カウンターの向こうの雰囲気は、近年に無く最悪。しかし、大半のお客は常連で、オヤジの怒鳴り声には慣れたもの。しかも、実は、ここの店 はオヤジが怒っている時が一番旨い。機嫌が悪ければ悪いほど、オヤジの仕事は冴え渡るのだ。だから、今日はひときは美味しかった。怒りの天丼。


オフィスに戻って、ホロホロとメールを書いていると、同僚に「顔が赤いよ」と言われた。んー、つまり熱が出ているわけだ。どうりで景色がおかしかった訳だ。焦点があってないのだ。仕事はつづけたものの、とてもいまいち。

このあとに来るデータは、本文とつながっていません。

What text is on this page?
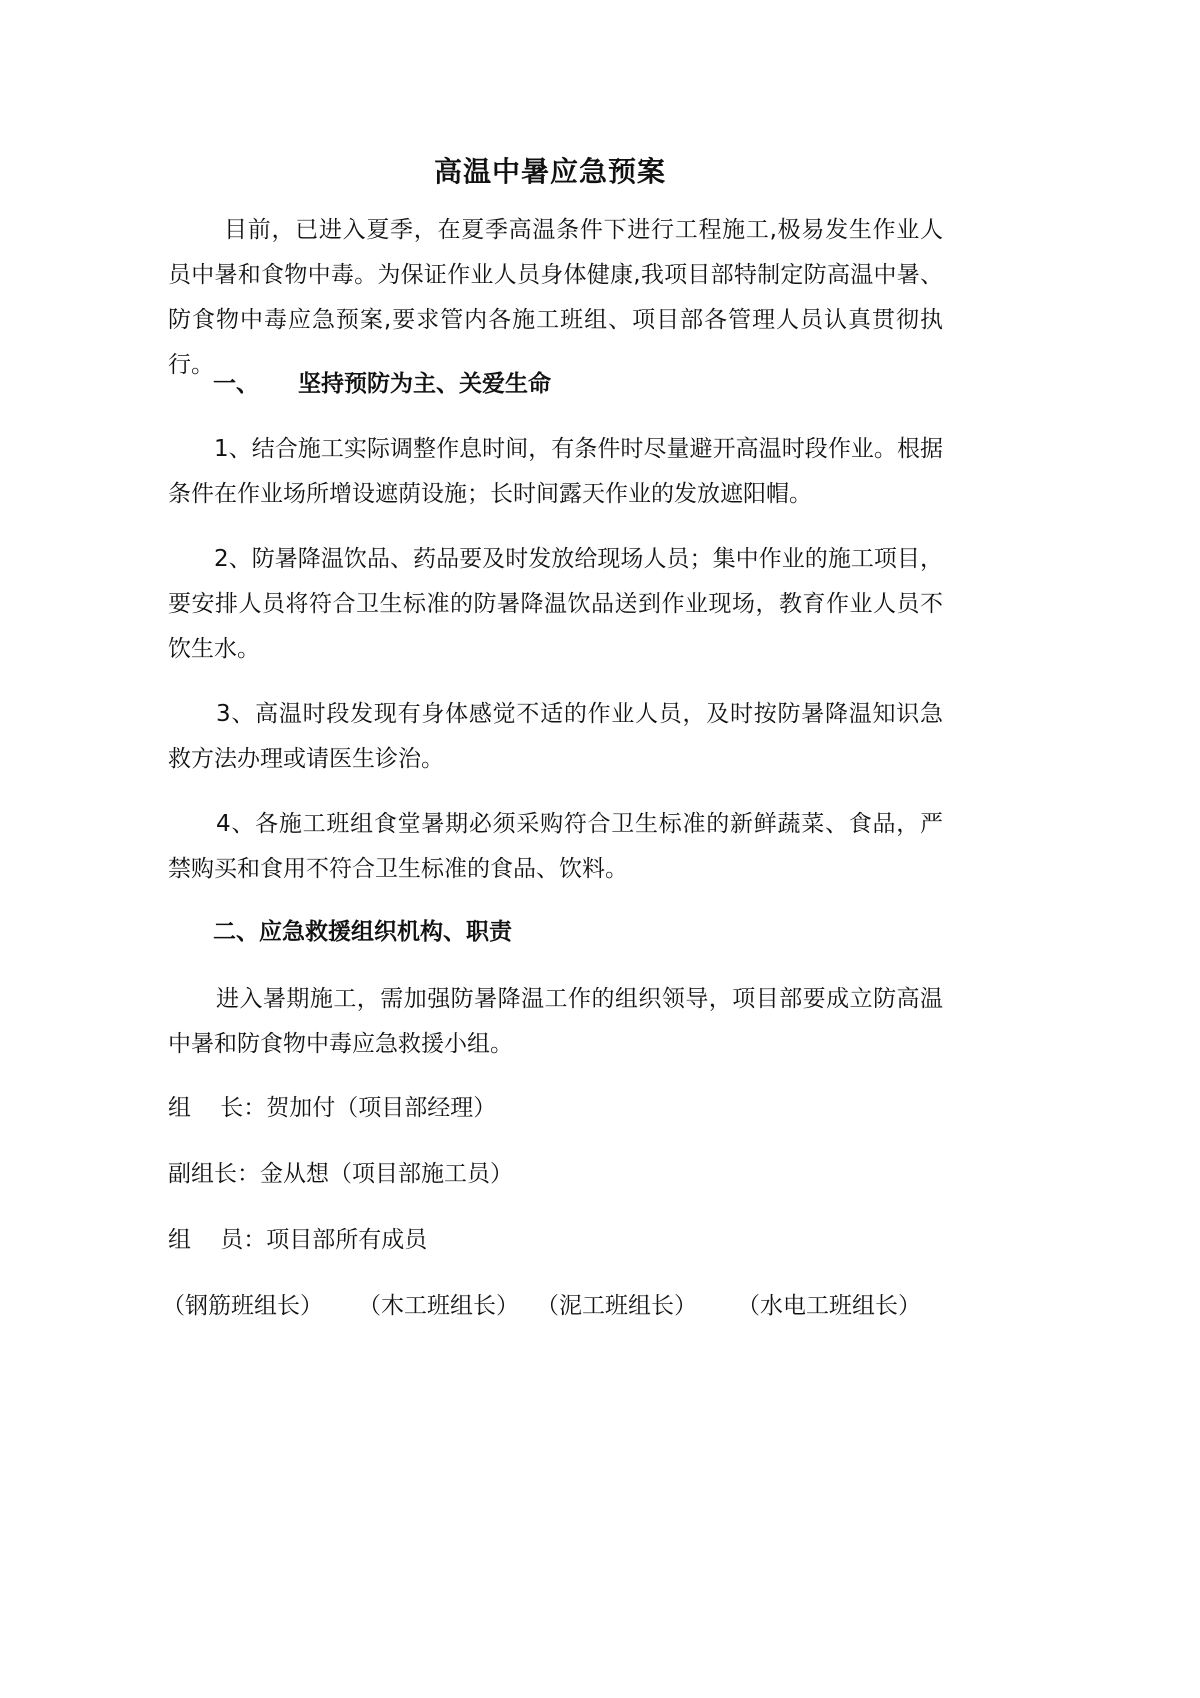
高温中暑应急预案
目前，已进入夏季，在夏季高温条件下进行工程施工,极易发生作业人员中暑和食物中毒。为保证作业人员身体健康,我项目部特制定防高温中暑、防食物中毒应急预案,要求管内各施工班组、项目部各管理人员认真贯彻执行。
一、 坚持预防为主、关爱生命
1、结合施工实际调整作息时间，有条件时尽量避开高温时段作业。根据条件在作业场所增设遮荫设施；长时间露天作业的发放遮阳帽。
2、防暑降温饮品、药品要及时发放给现场人员；集中作业的施工项目，要安排人员将符合卫生标准的防暑降温饮品送到作业现场，教育作业人员不饮生水。
3、高温时段发现有身体感觉不适的作业人员，及时按防暑降温知识急救方法办理或请医生诊治。
4、各施工班组食堂暑期必须采购符合卫生标准的新鲜蔬菜、食品，严禁购买和食用不符合卫生标准的食品、饮料。
二、应急救援组织机构、职责
进入暑期施工，需加强防暑降温工作的组织领导，项目部要成立防高温中暑和防食物中毒应急救援小组。
组    长：贺加付（项目部经理）
副组长：金从想（项目部施工员）
组    员：项目部所有成员
（钢筋班组长） （木工班组长） （泥工班组长） （水电工班组长）
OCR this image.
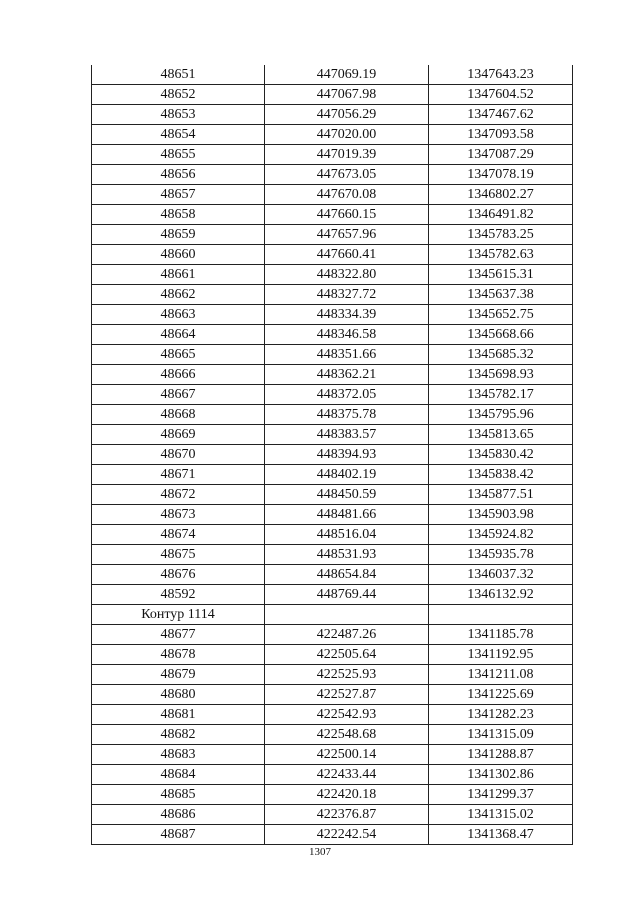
48651	447069.19	1347643.23
48652	447067.98	1347604.52
48653	447056.29	1347467.62
48654	447020.00	1347093.58
48655	447019.39	1347087.29
48656	447673.05	1347078.19
48657	447670.08	1346802.27
48658	447660.15	1346491.82
48659	447657.96	1345783.25
48660	447660.41	1345782.63
48661	448322.80	1345615.31
48662	448327.72	1345637.38
48663	448334.39	1345652.75
48664	448346.58	1345668.66
48665	448351.66	1345685.32
48666	448362.21	1345698.93
48667	448372.05	1345782.17
48668	448375.78	1345795.96
48669	448383.57	1345813.65
48670	448394.93	1345830.42
48671	448402.19	1345838.42
48672	448450.59	1345877.51
48673	448481.66	1345903.98
48674	448516.04	1345924.82
48675	448531.93	1345935.78
48676	448654.84	1346037.32
48592	448769.44	1346132.92
Контур 1114		
48677	422487.26	1341185.78
48678	422505.64	1341192.95
48679	422525.93	1341211.08
48680	422527.87	1341225.69
48681	422542.93	1341282.23
48682	422548.68	1341315.09
48683	422500.14	1341288.87
48684	422433.44	1341302.86
48685	422420.18	1341299.37
48686	422376.87	1341315.02
48687	422242.54	1341368.47
1307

僕は許容動作温度の幅が狭いので、熱があるととたんに言動そのものから変化してしまう。(第三者の証言によれば、リアクションが全然変わるので直ぐに分かるらしい)こんなんでは、ミーティングに出たりしても変なことを言うだけなので、さっさと帰る。


家に帰って寝た。

暇なので、静かに音楽をかけていると、まだ日も落ちたばかりだというのに暴走族が(いるのだ、悪いか)、うるさい。怒り狂っていると、体が回復してきた。怒るのも大切みたいだ。